KUHP (Kitab Undang-Undang Hukum Pidana) menegaskan bagaimana tindak pidana bagi para penghina baik dilakukan secara langsung diucapkan atau menista dengan lisan, dan dilakukan dengan cara sengaja melanggar kehormatan atau menyerang kehormatan atau nama baik orang lain. ketegasan ini dijelaskan pada Pasal 310 ayat (1) Kitab Undang-Undang Hukum Pidana tentang penghinaan.
“barang siapa dengan sengaja menyerang kehormatan atau nama baik orang dengan jalan menuduh dia melakukan suatu perbuatan dengan maksud yang nyata untuk menyiarkan tuduhan itu supaya di ketahui umum karena bersalah menista orang dipidana dengan pidana penjara selama-lamanya 9 (Sembilan) bulan atau denda sebanyak banyaknya Rp. 4.500,- (empat ribu lima ratus rupiah) atau Rp. 4.500.000,- (empat juta lima ratus ribu rupiah)”.

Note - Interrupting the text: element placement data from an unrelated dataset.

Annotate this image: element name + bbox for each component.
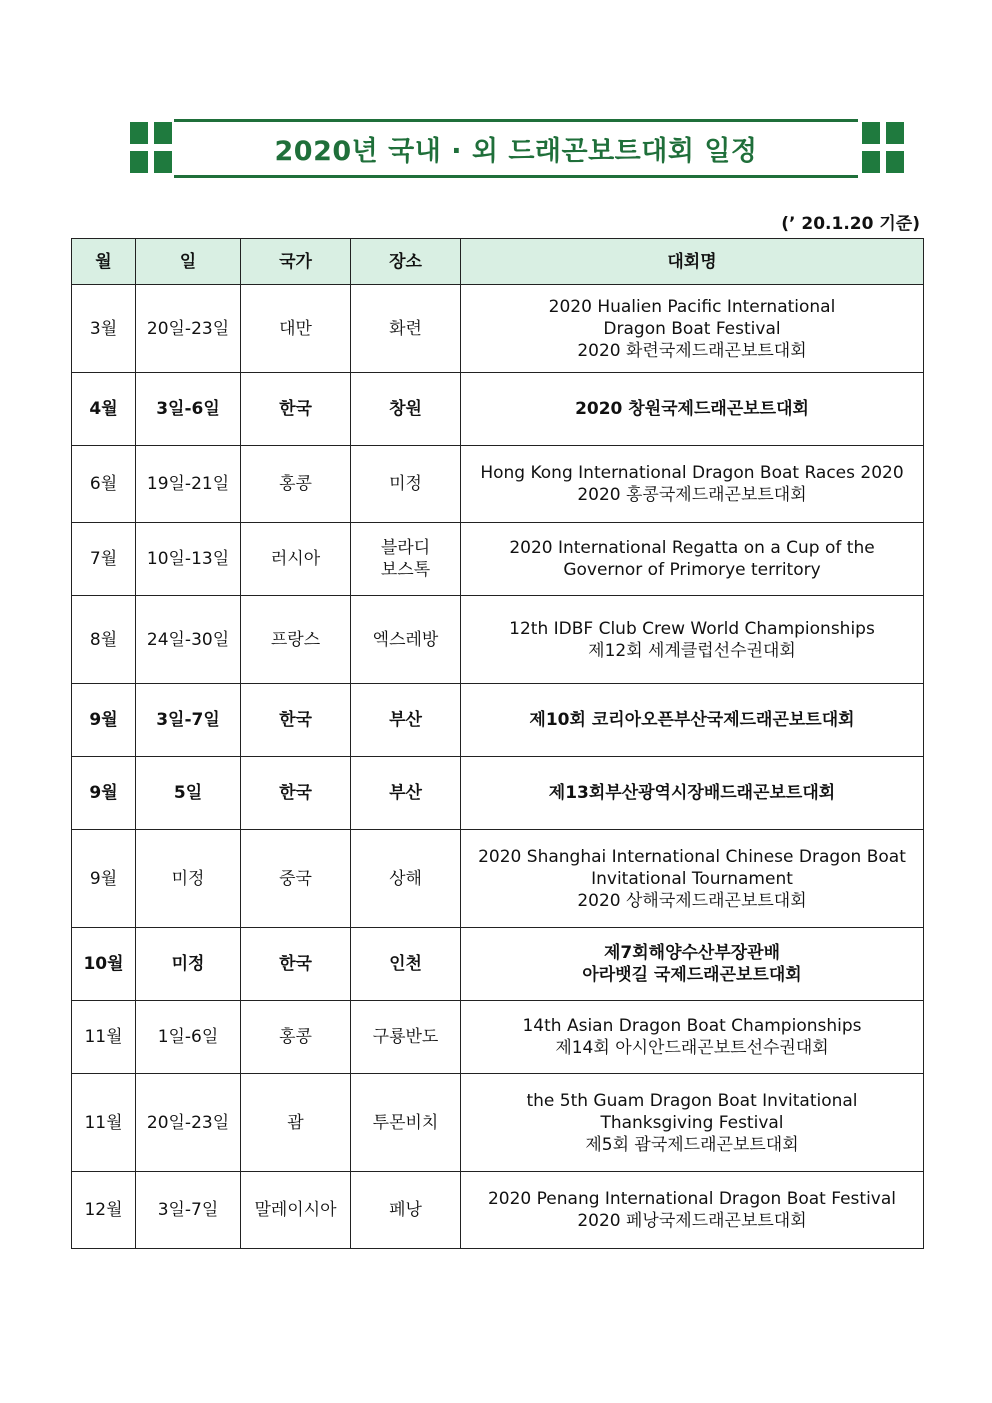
cell-event xyxy=(461,1172,924,1249)
cell-place-line: 부산 xyxy=(389,783,422,803)
title-banner xyxy=(130,119,904,176)
cell-country: 프랑스 xyxy=(241,596,351,684)
table-row xyxy=(72,1074,924,1172)
cell-event-line: 제12회 세계클럽선수권대회 xyxy=(588,640,796,661)
cell-place-line: 부산 xyxy=(389,710,422,730)
cell-month: 9월 xyxy=(72,684,136,757)
column-header-place: 장소 xyxy=(351,239,461,285)
cell-day: 24일-30일 xyxy=(136,596,241,684)
cell-event-line: 12th IDBF Club Crew World Championships xyxy=(509,618,875,639)
cell-event-line: the 5th Guam Dragon Boat Invitational xyxy=(526,1090,858,1111)
cell-month: 11월 xyxy=(72,1001,136,1074)
cell-event-line: 제7회해양수산부장관배 xyxy=(603,943,781,963)
table-row xyxy=(72,523,924,596)
cell-event-line: 14th Asian Dragon Boat Championships xyxy=(522,1016,862,1036)
cell-day: 3일-6일 xyxy=(136,373,241,446)
table-row xyxy=(72,285,924,373)
cell-event-line: 제13회부산광역시장배드래곤보트대회 xyxy=(548,783,836,803)
cell-event xyxy=(461,285,924,373)
cell-place xyxy=(351,523,461,596)
cell-country: 대만 xyxy=(241,285,351,373)
table-row xyxy=(72,373,924,446)
cell-country: 말레이시아 xyxy=(241,1172,351,1249)
cell-event xyxy=(461,830,924,928)
column-header-day: 일 xyxy=(136,239,241,285)
cell-event xyxy=(461,928,924,1001)
cell-country: 한국 xyxy=(241,373,351,446)
cell-event-line: 2020 창원국제드래곤보트대회 xyxy=(575,399,809,419)
cell-event-line: Invitational Tournament xyxy=(591,868,793,889)
cell-month: 11월 xyxy=(72,1074,136,1172)
cell-place-line: 상해 xyxy=(389,868,422,889)
cell-event xyxy=(461,684,924,757)
cell-place-line: 투몬비치 xyxy=(372,1112,439,1133)
cell-event xyxy=(461,757,924,830)
cell-day: 1일-6일 xyxy=(136,1001,241,1074)
cell-event-line: 제5회 괌국제드래곤보트대회 xyxy=(585,1134,799,1155)
decorative-squares-right xyxy=(862,122,904,175)
cell-event-line: 2020 페낭국제드래곤보트대회 xyxy=(577,1211,807,1231)
cell-place-line: 페낭 xyxy=(389,1200,422,1220)
schedule-table xyxy=(71,238,924,1249)
cell-place xyxy=(351,928,461,1001)
cell-month: 4월 xyxy=(72,373,136,446)
title-box xyxy=(174,119,858,178)
cell-day: 20일-23일 xyxy=(136,285,241,373)
cell-month: 6월 xyxy=(72,446,136,523)
cell-event-line: Dragon Boat Festival xyxy=(603,318,781,339)
cell-month: 9월 xyxy=(72,757,136,830)
cell-event-line: 2020 상해국제드래곤보트대회 xyxy=(577,890,807,911)
cell-day: 미정 xyxy=(136,928,241,1001)
cell-month: 10월 xyxy=(72,928,136,1001)
cell-event xyxy=(461,523,924,596)
cell-country: 홍콩 xyxy=(241,446,351,523)
cell-event-line: 2020 홍콩국제드래곤보트대회 xyxy=(577,485,807,505)
cell-month: 9월 xyxy=(72,830,136,928)
cell-event-line: 제10회 코리아오픈부산국제드래곤보트대회 xyxy=(529,710,855,730)
cell-month: 8월 xyxy=(72,596,136,684)
table-row xyxy=(72,684,924,757)
cell-place xyxy=(351,1172,461,1249)
cell-place xyxy=(351,285,461,373)
column-header-country: 국가 xyxy=(241,239,351,285)
table-row xyxy=(72,596,924,684)
cell-event xyxy=(461,1001,924,1074)
cell-place-line: 미정 xyxy=(389,474,422,494)
cell-event-line: Thanksgiving Festival xyxy=(600,1112,784,1133)
cell-day: 10일-13일 xyxy=(136,523,241,596)
column-header-month: 월 xyxy=(72,239,136,285)
cell-place-line: 인천 xyxy=(389,954,422,974)
cell-place xyxy=(351,596,461,684)
cell-place xyxy=(351,1001,461,1074)
date-note: (’ 20.1.20 기준) xyxy=(781,214,920,234)
cell-country: 러시아 xyxy=(241,523,351,596)
cell-event-line: Hong Kong International Dragon Boat Races 2020 xyxy=(480,463,904,483)
cell-day: 20일-23일 xyxy=(136,1074,241,1172)
cell-event-line: 2020 화련국제드래곤보트대회 xyxy=(577,340,807,361)
cell-day: 19일-21일 xyxy=(136,446,241,523)
table-row xyxy=(72,1172,924,1249)
cell-day: 3일-7일 xyxy=(136,684,241,757)
cell-event xyxy=(461,373,924,446)
cell-place xyxy=(351,830,461,928)
cell-month: 7월 xyxy=(72,523,136,596)
cell-event-line: 제14회 아시안드래곤보트선수권대회 xyxy=(555,1038,829,1058)
table-row xyxy=(72,757,924,830)
table-row xyxy=(72,446,924,523)
column-header-event: 대회명 xyxy=(461,239,924,285)
cell-event-line: 아라뱃길 국제드래곤보트대회 xyxy=(582,965,802,985)
cell-place xyxy=(351,684,461,757)
cell-place-line: 화련 xyxy=(389,318,422,339)
cell-country: 한국 xyxy=(241,684,351,757)
table-row xyxy=(72,928,924,1001)
cell-event-line: Governor of Primorye territory xyxy=(563,560,821,580)
cell-event xyxy=(461,446,924,523)
cell-place xyxy=(351,1074,461,1172)
cell-day: 3일-7일 xyxy=(136,1172,241,1249)
cell-event-line: 2020 Hualien Pacific International xyxy=(548,296,836,317)
cell-place xyxy=(351,446,461,523)
cell-country: 한국 xyxy=(241,928,351,1001)
cell-month: 12월 xyxy=(72,1172,136,1249)
cell-place-line: 구룡반도 xyxy=(372,1027,439,1047)
cell-country: 괌 xyxy=(241,1074,351,1172)
cell-country: 홍콩 xyxy=(241,1001,351,1074)
table-row xyxy=(72,1001,924,1074)
cell-day: 미정 xyxy=(136,830,241,928)
cell-country: 한국 xyxy=(241,757,351,830)
cell-place xyxy=(351,757,461,830)
cell-event xyxy=(461,596,924,684)
cell-event-line: 2020 International Regatta on a Cup of the xyxy=(509,538,875,558)
cell-place-line: 엑스레방 xyxy=(372,629,439,650)
decorative-squares-left xyxy=(130,122,172,175)
cell-place-line: 창원 xyxy=(389,399,422,419)
table-row xyxy=(72,830,924,928)
cell-event-line: 2020 Shanghai International Chinese Dragon Boat xyxy=(478,846,906,867)
cell-place-line: 보스톡 xyxy=(380,560,431,580)
cell-event xyxy=(461,1074,924,1172)
page-title: 2020년 국내 · 외 드래곤보트대회 일정 xyxy=(274,136,758,167)
cell-place xyxy=(351,373,461,446)
cell-event-line: 2020 Penang International Dragon Boat Festival xyxy=(487,1189,896,1209)
cell-day: 5일 xyxy=(136,757,241,830)
cell-place-line: 블라디 xyxy=(380,538,431,558)
table-header-row xyxy=(72,239,924,285)
cell-month: 3월 xyxy=(72,285,136,373)
cell-country: 중국 xyxy=(241,830,351,928)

Menurut pengertian secara umum kata menghina dalam pasal ini adalah menyerang kehormatan dan nama baik seseorang, sehingga akibat perbuatan tersebut seseorang menjadi malu, hilang martabat atau hilang harga dirinya.
Ada berbagai macam tipikal penghinaan dalam pandangan pidana, dan tindakan pidana yang ditetapkan juga beragam. Seperti tipikal penghinaan secara tertulis dapat dikenakan sanksi berdasarkan Pasal 310 ayat (2), penghinaan fisik seseorang dilakukan melalui media elektornik atau media sosial, maka pelaku penghinaan bisa dikenakan sanksi berdasarkan Pasal 45 ayat (1) junto Pasal 27 ayat (3) Undang-Undang Nomor 11 Tahun 2008 sebagaimana telah diubah dengan Undang-Undang Nomor 19 Tahun 2016 Tentang Informasi dan Transaksi Elektronik.